En refermant ce gros pavé j’ai compris qu’il fallait entrer dans l’histoire sans trop se poser de questions. Ce roman n’est pas un long fleuve tranquille mais un fleuve aux remous multiples et l’auteure sait nous appâter : un homme qui se suicide au matin de sa nuit de noces en se jetant dans les chutes du Niagara….. Pas mal ! On pense partir pour une histoire d’amour qui se termine mal ou alors une enquête, ou…….

On ne peut qu’être interpellé, intrigué, curieux de découvrir le pourquoi du comment. Oui elle plante le décor de façon tranquille même si les événements se succèdent très vite puis prennent un rythme de croisière. Elle nous endort, elle prend des chemins parallèles pour nous emmener là où elle veut nous conduire. Car Joyce Carol Oates, elle sait elle où elle veut nous mener et brutalement l’histoire prend un autre tour. J’aime !

Un couple étrange qui s’est uni sans amour, parce qu’il le fallait, comme on s’accroche à une bouée pendant un naufrage mais qui n’empêchera pas celui-ci d’arriver. Puis, étrangement un autre personnage entre en scène, un avocat Dirk Burnaby, beau, riche, aux conquêtes multiples, qui s’est trouvé amené à épauler cette jeune mariée/veuve, Ariah, dans ce drame et va en tomber amoureux sans arriver à se l’expliquer.

Je commence à me dire : encore une fois, cette auteure n’est pas faite pour moi : histoire improbable, irréelle mais passées les 200 premières pages , l’auteure évoque une affaire : la Love Canal pour laquelle Dirk va prendre fait et cause et qui va bouleverser sa vie et celle de son entourage.

Inspirée d’une véritable affaire, la Love Canal (le nom est assimilé à un quartier de Niagara Falls) Joyce Carol Oates aborde le scandale des contaminations par des déchets de toutes sortes (industriels, chimiques, nucléaires, etc) dans les sous-sols de quartiers ouvriers, avec les conséquences que l’on peut imaginer, par des sociétés puissantes et contre lesquelles Dirk va se battre. Tiens tiens cela me parle et m’intéresse.
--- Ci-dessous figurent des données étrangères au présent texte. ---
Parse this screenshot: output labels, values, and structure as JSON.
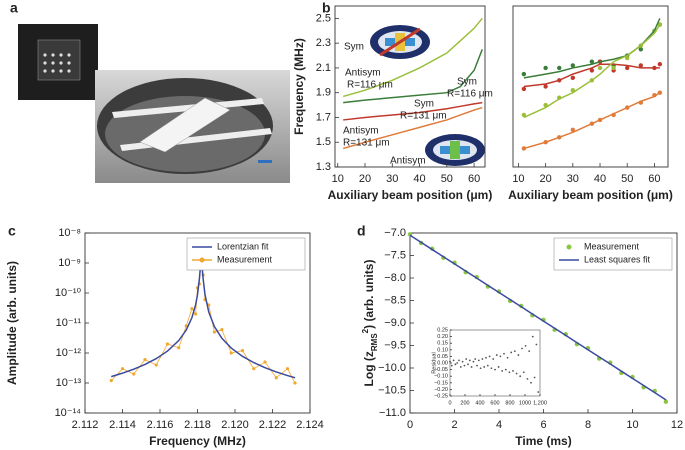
{
  "panel_labels": [
    "a",
    "b",
    "c",
    "d"
  ],
  "chart_data": [
    {
      "type": "line",
      "xlabel": "Auxiliary beam position (μm)",
      "ylabel": "Frequency (MHz)",
      "x": [
        12,
        20,
        30,
        40,
        50,
        55,
        60,
        63
      ],
      "xlim": [
        9,
        64
      ],
      "xticks": [
        10,
        20,
        30,
        40,
        50,
        60
      ],
      "ylim": [
        1.3,
        2.6
      ],
      "yticks": [
        1.3,
        1.5,
        1.7,
        1.9,
        2.1,
        2.3,
        2.5
      ],
      "annotations": [
        "Antisym",
        "R=116 μm",
        "Sym",
        "R=116 μm",
        "Sym",
        "R=131 μm",
        "Antisym",
        "R=131 μm",
        "Sym",
        "Antisym"
      ],
      "series": [
        {
          "color": "#9cbf3b",
          "mode": "line",
          "values": [
            1.87,
            1.92,
            2.0,
            2.1,
            2.22,
            2.32,
            2.42,
            2.5
          ]
        },
        {
          "color": "#3a7d3a",
          "mode": "line",
          "values": [
            1.82,
            1.84,
            1.86,
            1.88,
            1.9,
            1.95,
            2.08,
            2.25
          ]
        },
        {
          "color": "#c0392b",
          "mode": "line",
          "values": [
            1.68,
            1.7,
            1.72,
            1.74,
            1.77,
            1.79,
            1.81,
            1.82
          ]
        },
        {
          "color": "#e07b39",
          "mode": "line",
          "values": [
            1.45,
            1.5,
            1.56,
            1.62,
            1.68,
            1.72,
            1.76,
            1.78
          ]
        }
      ]
    },
    {
      "type": "line",
      "xlabel": "Auxiliary beam position (μm)",
      "x": [
        12,
        20,
        25,
        30,
        37,
        40,
        45,
        50,
        55,
        60,
        62
      ],
      "xlim": [
        8,
        65
      ],
      "xticks": [
        10,
        20,
        30,
        40,
        50,
        60
      ],
      "ylim": [
        1.3,
        2.6
      ],
      "series": [
        {
          "color": "#3a7d3a",
          "mode": "line",
          "values": [
            2.02,
            2.05,
            2.07,
            2.1,
            2.13,
            2.15,
            2.17,
            2.2,
            2.28,
            2.4,
            2.5
          ]
        },
        {
          "color": "#3a7d3a",
          "mode": "points",
          "values": [
            2.05,
            2.1,
            2.1,
            2.12,
            2.15,
            2.15,
            2.12,
            2.2,
            2.25,
            2.4,
            2.45
          ]
        },
        {
          "color": "#c0392b",
          "mode": "line",
          "values": [
            1.95,
            1.97,
            2.0,
            2.05,
            2.1,
            2.13,
            2.13,
            2.12,
            2.1,
            2.1,
            2.1
          ]
        },
        {
          "color": "#c0392b",
          "mode": "points",
          "values": [
            1.93,
            1.95,
            2.0,
            2.02,
            2.08,
            2.15,
            2.08,
            2.1,
            2.12,
            2.1,
            2.13
          ]
        },
        {
          "color": "#9cbf3b",
          "mode": "line",
          "values": [
            1.7,
            1.78,
            1.85,
            1.9,
            2.0,
            2.05,
            2.15,
            2.2,
            2.28,
            2.38,
            2.45
          ]
        },
        {
          "color": "#9cbf3b",
          "mode": "points",
          "values": [
            1.72,
            1.8,
            1.86,
            1.92,
            2.0,
            2.1,
            2.1,
            2.18,
            2.28,
            2.4,
            2.45
          ]
        },
        {
          "color": "#e07b39",
          "mode": "line",
          "values": [
            1.45,
            1.5,
            1.54,
            1.58,
            1.65,
            1.68,
            1.73,
            1.78,
            1.83,
            1.87,
            1.9
          ]
        },
        {
          "color": "#e07b39",
          "mode": "points",
          "values": [
            1.45,
            1.5,
            1.54,
            1.6,
            1.65,
            1.68,
            1.72,
            1.78,
            1.82,
            1.88,
            1.9
          ]
        }
      ]
    },
    {
      "type": "line",
      "log_y": true,
      "xlabel": "Frequency (MHz)",
      "ylabel": "Amplitude (arb. units)",
      "legend": "upper right",
      "x": [
        2.1134,
        2.114,
        2.1146,
        2.1152,
        2.1158,
        2.1164,
        2.117,
        2.1174,
        2.1177,
        2.1179,
        2.118,
        2.1181,
        2.1182,
        2.1183,
        2.1184,
        2.1186,
        2.1189,
        2.1193,
        2.1198,
        2.1204,
        2.121,
        2.1216,
        2.1222,
        2.1228,
        2.1232
      ],
      "xlim": [
        2.112,
        2.124
      ],
      "xticks": [
        2.112,
        2.114,
        2.116,
        2.118,
        {
          "value": 2.12,
          "label": "2.120"
        },
        2.122,
        2.124
      ],
      "ylim": [
        1e-14,
        1e-08
      ],
      "yticks": [
        {
          "value": 1e-14,
          "label": "10⁻¹⁴"
        },
        {
          "value": 1e-13,
          "label": "10⁻¹³"
        },
        {
          "value": 1e-12,
          "label": "10⁻¹²"
        },
        {
          "value": 1e-11,
          "label": "10⁻¹¹"
        },
        {
          "value": 1e-10,
          "label": "10⁻¹⁰"
        },
        {
          "value": 1e-09,
          "label": "10⁻⁹"
        },
        {
          "value": 1e-08,
          "label": "10⁻⁸"
        }
      ],
      "series": [
        {
          "name": "Lorentzian fit",
          "color": "#3a4aa0",
          "mode": "line",
          "values": [
            1.63e-13,
            2.13e-13,
            2.89e-13,
            4.17e-13,
            6.51e-13,
            1.16e-12,
            2.6e-12,
            5.84e-12,
            1.49e-11,
            4.05e-11,
            8.82e-11,
            3e-10,
            1.5e-09,
            3e-10,
            8.82e-11,
            2.31e-11,
            7.61e-12,
            3.09e-12,
            1.46e-12,
            7.74e-13,
            4.78e-13,
            3.24e-13,
            2.34e-13,
            1.77e-13,
            1.5e-13
          ]
        },
        {
          "name": "Measurement",
          "color": "#f0a830",
          "mode": "line+points",
          "values": [
            1.2e-13,
            3e-13,
            2e-13,
            6e-13,
            4e-13,
            2e-12,
            1.5e-12,
            8e-12,
            3e-11,
            2e-11,
            1.5e-10,
            2e-10,
            1.6e-09,
            4e-10,
            6e-11,
            4e-11,
            5e-12,
            6e-12,
            1e-12,
            1.2e-12,
            3e-13,
            5e-13,
            1.5e-13,
            3e-13,
            1e-13
          ]
        }
      ]
    },
    {
      "type": "line",
      "xlabel": "Time (ms)",
      "ylabel": [
        "Log (z",
        "RMS",
        "2",
        ") (arb. units)"
      ],
      "legend": "upper right",
      "x": [
        0,
        0.5,
        1,
        1.5,
        2,
        2.5,
        3,
        3.5,
        4,
        4.5,
        5,
        5.5,
        6,
        6.5,
        7,
        7.5,
        8,
        8.5,
        9,
        9.5,
        10,
        10.5,
        11,
        11.5
      ],
      "xlim": [
        0,
        12
      ],
      "xticks": [
        0,
        2,
        4,
        6,
        8,
        10,
        12
      ],
      "ylim": [
        -11,
        -7
      ],
      "yticks": [
        {
          "value": -7,
          "label": "−7.0"
        },
        {
          "value": -7.5,
          "label": "−7.5"
        },
        {
          "value": -8,
          "label": "−8.0"
        },
        {
          "value": -8.5,
          "label": "−8.5"
        },
        {
          "value": -9,
          "label": "−9.0"
        },
        {
          "value": -9.5,
          "label": "−9.5"
        },
        {
          "value": -10,
          "label": "−10.0"
        },
        {
          "value": -10.5,
          "label": "−10.5"
        },
        {
          "value": -11,
          "label": "−11.0"
        }
      ],
      "series": [
        {
          "name": "Measurement",
          "color": "#8cc63f",
          "mode": "points",
          "values": [
            -7.03,
            -7.22,
            -7.35,
            -7.55,
            -7.66,
            -7.87,
            -7.98,
            -8.19,
            -8.3,
            -8.51,
            -8.62,
            -8.83,
            -8.93,
            -9.15,
            -9.25,
            -9.47,
            -9.56,
            -9.79,
            -9.88,
            -10.11,
            -10.2,
            -10.43,
            -10.51,
            -10.75
          ]
        },
        {
          "name": "Least squares fit",
          "color": "#3a4aa0",
          "mode": "line",
          "values": [
            -7.05,
            -7.209,
            -7.368,
            -7.527,
            -7.686,
            -7.845,
            -8.004,
            -8.163,
            -8.322,
            -8.481,
            -8.64,
            -8.799,
            -8.958,
            -9.117,
            -9.276,
            -9.435,
            -9.594,
            -9.753,
            -9.912,
            -10.071,
            -10.23,
            -10.389,
            -10.548,
            -10.707
          ]
        }
      ]
    },
    {
      "type": "scatter",
      "ylabel": "Residual",
      "x": [
        0,
        24,
        48,
        72,
        96,
        120,
        144,
        168,
        192,
        216,
        240,
        264,
        288,
        312,
        336,
        360,
        384,
        408,
        432,
        456,
        480,
        504,
        528,
        552,
        576,
        600,
        624,
        648,
        672,
        696,
        720,
        744,
        768,
        792,
        816,
        840,
        864,
        888,
        912,
        936,
        960,
        984,
        1008,
        1032,
        1056,
        1080,
        1104,
        1128,
        1152,
        1176
      ],
      "xlim": [
        0,
        1200
      ],
      "xticks": [
        0,
        200,
        400,
        600,
        800,
        1000,
        {
          "value": 1200,
          "label": "1,200"
        }
      ],
      "ylim": [
        -0.25,
        0.25
      ],
      "yticks": [
        0.25,
        {
          "value": 0.2,
          "label": "0.20"
        },
        0.15,
        {
          "value": 0.1,
          "label": "0.10"
        },
        0.05,
        {
          "value": 0,
          "label": "0.00"
        },
        {
          "value": -0.05,
          "label": "−0.05"
        },
        {
          "value": -0.1,
          "label": "−0.10"
        },
        {
          "value": -0.15,
          "label": "−0.15"
        },
        {
          "value": -0.2,
          "label": "−0.20"
        },
        {
          "value": -0.25,
          "label": "−0.25"
        }
      ],
      "series": [
        {
          "color": "#555555",
          "mode": "points",
          "values": [
            0.01,
            -0.02,
            0.02,
            -0.01,
            0.0,
            0.02,
            -0.03,
            0.01,
            -0.02,
            0.03,
            -0.01,
            0.02,
            -0.03,
            0.01,
            0.03,
            -0.02,
            0.02,
            -0.04,
            0.03,
            -0.03,
            0.04,
            -0.02,
            0.05,
            -0.04,
            0.03,
            -0.05,
            0.06,
            -0.03,
            0.05,
            -0.06,
            0.07,
            -0.05,
            0.04,
            -0.07,
            0.08,
            -0.06,
            0.09,
            -0.08,
            0.06,
            -0.1,
            0.11,
            -0.07,
            0.13,
            -0.12,
            0.09,
            -0.15,
            0.2,
            -0.11,
            0.14,
            -0.22
          ]
        }
      ]
    }
  ]
}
Et là le récit prend une orientation totalement différente, même si on garde en fond l’histoire de cette famille. On entre dans un récit qui mêle histoire familiale et enquête mais que l’auteure prolonge bien au-delà. En effet, elle aborde les liens familiaux sous un angle particulier, les désirs, le plaisir mais aussi : la pollution, l’environnement, les pouvoirs divers et variés, les destins de chacun, les routes que l’on prend, que l’on quitte etc.
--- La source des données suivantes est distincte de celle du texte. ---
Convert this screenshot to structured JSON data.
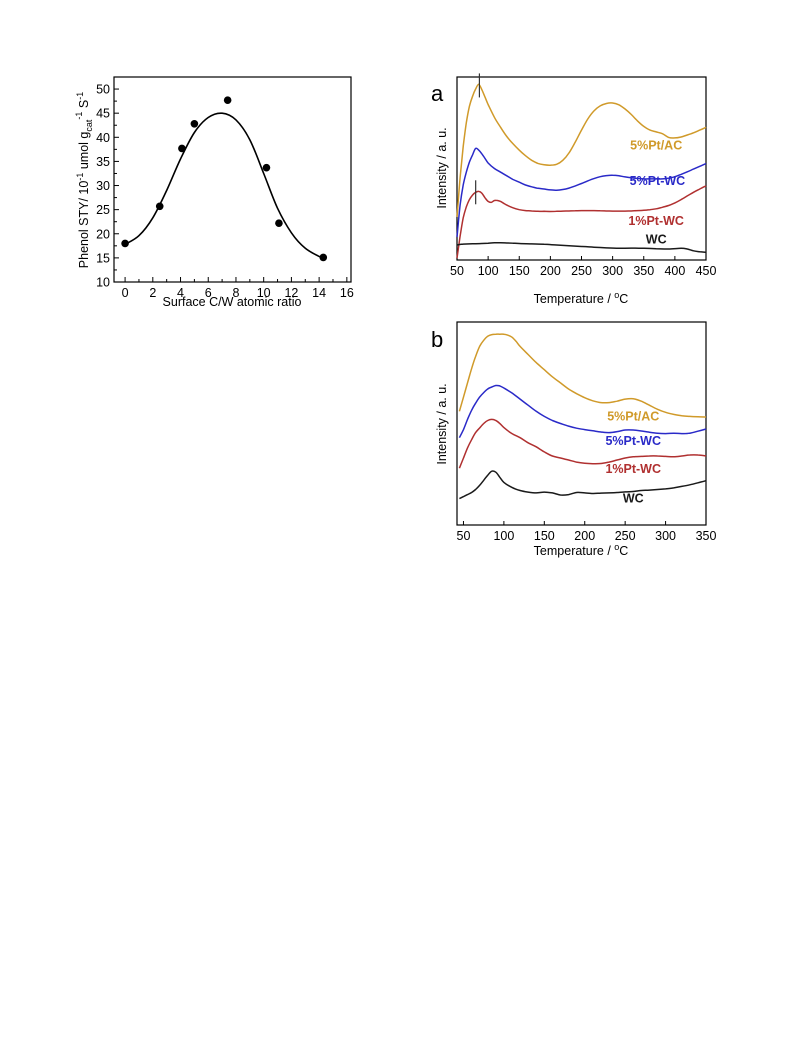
{
  "chart_data": [
    {
      "type": "scatter",
      "xlabel": "Surface C/W atomic ratio",
      "ylabel": {
        "main": "Phenol STY/ 10",
        "exp1": "-1",
        "mid1": " umol g",
        "sub": "cat",
        "exp2": "-1",
        "mid2": " S",
        "exp3": "-1"
      },
      "xlim": [
        -0.8,
        16.3
      ],
      "ylim": [
        10,
        52.5
      ],
      "xticks": [
        "0",
        "2",
        "4",
        "6",
        "8",
        "10",
        "12",
        "14",
        "16"
      ],
      "yticks": [
        "10",
        "15",
        "20",
        "25",
        "30",
        "35",
        "40",
        "45",
        "50"
      ],
      "points": [
        {
          "x": 0.0,
          "y": 18.0
        },
        {
          "x": 2.5,
          "y": 25.7
        },
        {
          "x": 4.1,
          "y": 37.7
        },
        {
          "x": 5.0,
          "y": 42.8
        },
        {
          "x": 7.4,
          "y": 47.7
        },
        {
          "x": 10.2,
          "y": 33.7
        },
        {
          "x": 11.1,
          "y": 22.2
        },
        {
          "x": 14.3,
          "y": 15.1
        }
      ],
      "fit": {
        "x": [
          0,
          1,
          2,
          3,
          4,
          5,
          6,
          7,
          8,
          9,
          10,
          11,
          12,
          13,
          14.2
        ],
        "y": [
          17.8,
          19.6,
          23.3,
          29.0,
          35.5,
          41.0,
          44.1,
          45.0,
          43.6,
          39.5,
          32.5,
          25.3,
          20.2,
          17.0,
          15.0
        ]
      }
    },
    {
      "type": "line",
      "panel_label": "a",
      "xlabel": "Temperature / ",
      "xlabel_unit": "C",
      "xlabel_sup": "o",
      "ylabel": "Intensity / a. u.",
      "xlim": [
        50,
        450
      ],
      "xticks": [
        "50",
        "100",
        "150",
        "200",
        "250",
        "300",
        "350",
        "400",
        "450"
      ],
      "series": [
        {
          "name": "5%Pt/AC",
          "color": "#d09a2a",
          "label_x": 370,
          "label_y": 0.605,
          "x": [
            50,
            55,
            60,
            65,
            70,
            75,
            80,
            85,
            90,
            95,
            100,
            110,
            120,
            130,
            140,
            150,
            160,
            170,
            180,
            190,
            200,
            210,
            220,
            230,
            240,
            250,
            260,
            270,
            280,
            290,
            300,
            310,
            320,
            330,
            340,
            350,
            360,
            370,
            380,
            390,
            400,
            410,
            420,
            430,
            440,
            450
          ],
          "y": [
            0.235,
            0.45,
            0.62,
            0.75,
            0.84,
            0.895,
            0.935,
            0.96,
            0.93,
            0.89,
            0.85,
            0.78,
            0.725,
            0.675,
            0.635,
            0.6,
            0.57,
            0.545,
            0.528,
            0.52,
            0.518,
            0.523,
            0.545,
            0.585,
            0.645,
            0.71,
            0.77,
            0.815,
            0.842,
            0.855,
            0.858,
            0.848,
            0.825,
            0.795,
            0.76,
            0.73,
            0.71,
            0.7,
            0.69,
            0.67,
            0.667,
            0.672,
            0.683,
            0.695,
            0.71,
            0.725
          ]
        },
        {
          "name": "5%Pt-WC",
          "color": "#2a2ac8",
          "label_x": 372,
          "label_y": 0.41,
          "x": [
            50,
            55,
            60,
            65,
            70,
            75,
            80,
            85,
            90,
            95,
            100,
            110,
            120,
            130,
            140,
            150,
            160,
            170,
            180,
            190,
            200,
            210,
            220,
            230,
            240,
            250,
            260,
            270,
            280,
            290,
            300,
            310,
            320,
            330,
            340,
            350,
            360,
            370,
            380,
            390,
            400,
            410,
            420,
            430,
            440,
            450
          ],
          "y": [
            0.125,
            0.3,
            0.41,
            0.48,
            0.535,
            0.575,
            0.61,
            0.6,
            0.58,
            0.555,
            0.53,
            0.5,
            0.48,
            0.46,
            0.44,
            0.425,
            0.41,
            0.4,
            0.392,
            0.388,
            0.383,
            0.381,
            0.385,
            0.393,
            0.405,
            0.418,
            0.432,
            0.445,
            0.455,
            0.461,
            0.463,
            0.46,
            0.454,
            0.449,
            0.446,
            0.443,
            0.443,
            0.443,
            0.443,
            0.447,
            0.455,
            0.468,
            0.482,
            0.497,
            0.512,
            0.527
          ]
        },
        {
          "name": "1%Pt-WC",
          "color": "#b03030",
          "label_x": 370,
          "label_y": 0.19,
          "x": [
            50,
            55,
            60,
            65,
            70,
            75,
            80,
            85,
            90,
            95,
            100,
            105,
            110,
            115,
            120,
            125,
            130,
            140,
            150,
            160,
            170,
            180,
            190,
            200,
            210,
            220,
            230,
            240,
            250,
            260,
            270,
            280,
            290,
            300,
            310,
            320,
            330,
            340,
            350,
            360,
            370,
            380,
            390,
            400,
            410,
            420,
            430,
            440,
            450
          ],
          "y": [
            0.01,
            0.13,
            0.23,
            0.29,
            0.33,
            0.355,
            0.37,
            0.375,
            0.365,
            0.34,
            0.32,
            0.315,
            0.325,
            0.325,
            0.32,
            0.31,
            0.3,
            0.285,
            0.275,
            0.27,
            0.268,
            0.266,
            0.266,
            0.265,
            0.266,
            0.267,
            0.268,
            0.269,
            0.27,
            0.27,
            0.27,
            0.269,
            0.268,
            0.267,
            0.267,
            0.267,
            0.268,
            0.27,
            0.272,
            0.275,
            0.28,
            0.288,
            0.298,
            0.312,
            0.33,
            0.35,
            0.37,
            0.388,
            0.405
          ]
        },
        {
          "name": "WC",
          "color": "#1a1a1a",
          "label_x": 370,
          "label_y": 0.09,
          "x": [
            50,
            55,
            60,
            70,
            80,
            90,
            100,
            110,
            120,
            130,
            140,
            150,
            170,
            190,
            210,
            230,
            250,
            270,
            290,
            310,
            330,
            350,
            370,
            390,
            410,
            420,
            430,
            440,
            450
          ],
          "y": [
            0.082,
            0.085,
            0.087,
            0.088,
            0.089,
            0.09,
            0.092,
            0.094,
            0.094,
            0.093,
            0.092,
            0.09,
            0.088,
            0.086,
            0.082,
            0.078,
            0.074,
            0.07,
            0.066,
            0.064,
            0.065,
            0.064,
            0.062,
            0.06,
            0.064,
            0.06,
            0.05,
            0.045,
            0.042
          ]
        }
      ],
      "markers": [
        {
          "series": 0,
          "x": 86
        },
        {
          "series": 2,
          "x": 80
        }
      ]
    },
    {
      "type": "line",
      "panel_label": "b",
      "xlabel": "Temperature / ",
      "xlabel_unit": "C",
      "xlabel_sup": "o",
      "ylabel": "Intensity / a. u.",
      "xlim": [
        42,
        350
      ],
      "xticks": [
        "50",
        "100",
        "150",
        "200",
        "250",
        "300",
        "350"
      ],
      "series": [
        {
          "name": "5%Pt/AC",
          "color": "#d09a2a",
          "label_x": 260,
          "label_y": 0.515,
          "x": [
            45,
            50,
            55,
            60,
            65,
            70,
            75,
            80,
            85,
            90,
            95,
            100,
            105,
            110,
            115,
            120,
            130,
            140,
            150,
            160,
            170,
            180,
            190,
            200,
            210,
            220,
            230,
            240,
            250,
            260,
            270,
            280,
            290,
            300,
            310,
            320,
            330,
            340,
            350
          ],
          "y": [
            0.56,
            0.63,
            0.7,
            0.77,
            0.83,
            0.88,
            0.91,
            0.93,
            0.938,
            0.94,
            0.94,
            0.94,
            0.935,
            0.925,
            0.905,
            0.88,
            0.84,
            0.8,
            0.765,
            0.73,
            0.7,
            0.67,
            0.647,
            0.627,
            0.612,
            0.603,
            0.603,
            0.61,
            0.62,
            0.622,
            0.61,
            0.59,
            0.57,
            0.555,
            0.545,
            0.538,
            0.535,
            0.533,
            0.532
          ]
        },
        {
          "name": "5%Pt-WC",
          "color": "#2a2ac8",
          "label_x": 260,
          "label_y": 0.395,
          "x": [
            45,
            50,
            55,
            60,
            65,
            70,
            75,
            80,
            85,
            90,
            95,
            100,
            110,
            120,
            130,
            140,
            150,
            160,
            170,
            180,
            190,
            200,
            210,
            220,
            230,
            240,
            250,
            260,
            270,
            280,
            290,
            300,
            310,
            320,
            330,
            340,
            350
          ],
          "y": [
            0.43,
            0.47,
            0.52,
            0.565,
            0.6,
            0.63,
            0.652,
            0.67,
            0.68,
            0.687,
            0.685,
            0.675,
            0.65,
            0.62,
            0.59,
            0.56,
            0.535,
            0.515,
            0.5,
            0.487,
            0.477,
            0.47,
            0.464,
            0.458,
            0.455,
            0.46,
            0.468,
            0.468,
            0.463,
            0.457,
            0.452,
            0.45,
            0.452,
            0.45,
            0.452,
            0.462,
            0.473
          ]
        },
        {
          "name": "1%Pt-WC",
          "color": "#b03030",
          "label_x": 260,
          "label_y": 0.255,
          "x": [
            45,
            50,
            55,
            60,
            65,
            70,
            75,
            80,
            85,
            90,
            95,
            100,
            110,
            120,
            130,
            140,
            150,
            160,
            170,
            180,
            190,
            200,
            210,
            220,
            230,
            240,
            250,
            260,
            270,
            280,
            290,
            300,
            310,
            320,
            330,
            340,
            350
          ],
          "y": [
            0.28,
            0.33,
            0.38,
            0.42,
            0.455,
            0.478,
            0.5,
            0.515,
            0.52,
            0.515,
            0.5,
            0.48,
            0.45,
            0.43,
            0.405,
            0.385,
            0.36,
            0.34,
            0.33,
            0.32,
            0.31,
            0.304,
            0.302,
            0.303,
            0.31,
            0.32,
            0.33,
            0.336,
            0.338,
            0.34,
            0.34,
            0.338,
            0.336,
            0.34,
            0.345,
            0.345,
            0.34
          ]
        },
        {
          "name": "WC",
          "color": "#1a1a1a",
          "label_x": 260,
          "label_y": 0.11,
          "x": [
            45,
            50,
            55,
            60,
            65,
            70,
            75,
            80,
            85,
            90,
            95,
            100,
            110,
            120,
            130,
            140,
            150,
            160,
            170,
            180,
            190,
            200,
            210,
            220,
            230,
            240,
            250,
            260,
            270,
            280,
            290,
            300,
            310,
            320,
            330,
            340,
            350
          ],
          "y": [
            0.13,
            0.14,
            0.15,
            0.16,
            0.175,
            0.195,
            0.22,
            0.245,
            0.265,
            0.26,
            0.235,
            0.21,
            0.185,
            0.17,
            0.162,
            0.158,
            0.162,
            0.158,
            0.148,
            0.15,
            0.16,
            0.158,
            0.155,
            0.157,
            0.158,
            0.16,
            0.163,
            0.165,
            0.17,
            0.172,
            0.175,
            0.178,
            0.183,
            0.19,
            0.198,
            0.208,
            0.218
          ]
        }
      ],
      "markers": []
    }
  ]
}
Il faut accepter de se laisser prendre par la narration des différents personnages et toutes les ramifications car c’est finalement un plaidoyer sur les ravages de l’industrialisation à tout va, des magouilles de ces puissantes sociétés (infiltrées dans la police,la justice) mais aussi les conséquences sur une famille dominée par une femme dont le destin va basculer à plusieurs reprises, flirtant avec une sorte de folie, se sentant porteuse d’une malédiction et sur les silences qu’elle entretient auprès de ses enfants.

S’étirant sur près de 30 ans, ce roman est une large fresque dont le personnage principal reste malgré tout les Chutes du Niagara, élément indomptable, grandiose, insondable, fond sonore de la ville et site à touristes. On ressent toute la violence du lieu, ses mystères (suicides, dame blanche etc…) mais aussi comme il influe sur ceux qui le côtoie.

Il y a tellement de thèmes dans ce récit qu’il est difficile de dire ce qui est le plus passionnant car finalement tout l’est. J’ai pour ma part, particulièrement aimé la deuxième moitié du roman, celle où les enfants : Royall, Chandler et Juliet vont enquêter sur leur père, Dirk, afin de le connaître et le comprendre mais aussi pour se découvrir eux-mêmes, qui ils sont réellement et d’où ils viennent. Joyce Carol Oates s’attache à la psychologie des différents protagonistes : leur milieu, leur éducation mais aussi leur cheminement à travers parfois des événements traumatisants. Il y a beaucoup d’émotions dans leurs prises de conscience, dans leurs propres basculements.

J’ai eu à plusieurs reprises le sentiment de regarder un film américain (j’ai beaucoup pensé au combat de Erin Brockovich auprès de familles empoisonnées par l’eau potable) : avec tous les ingrédients : l’amour, le combat personnel,  l’enquête et les personnages chahutés par leur environnement, leur famille, comme on peut être chahuté dans une embarcation lancée sur des rapides et que l’on ne peut maîtriser.

Je comprends mieux la démarche de l’auteure, sa façon de construire son récit et tout son talent. Je reconnais peut être mon erreur dans mes précédentes lectures de ne pas avoir été jusqu’au bout, d’avoir jugé un peu trop vite mais un(e) auteur(e) peut être aussi inégal(e). Donner une autre chance à un(e) auteur(e), surtout quand celui-ci remporte l’adhésion de nombreux lecteurs. Il n’y a pas de hasard.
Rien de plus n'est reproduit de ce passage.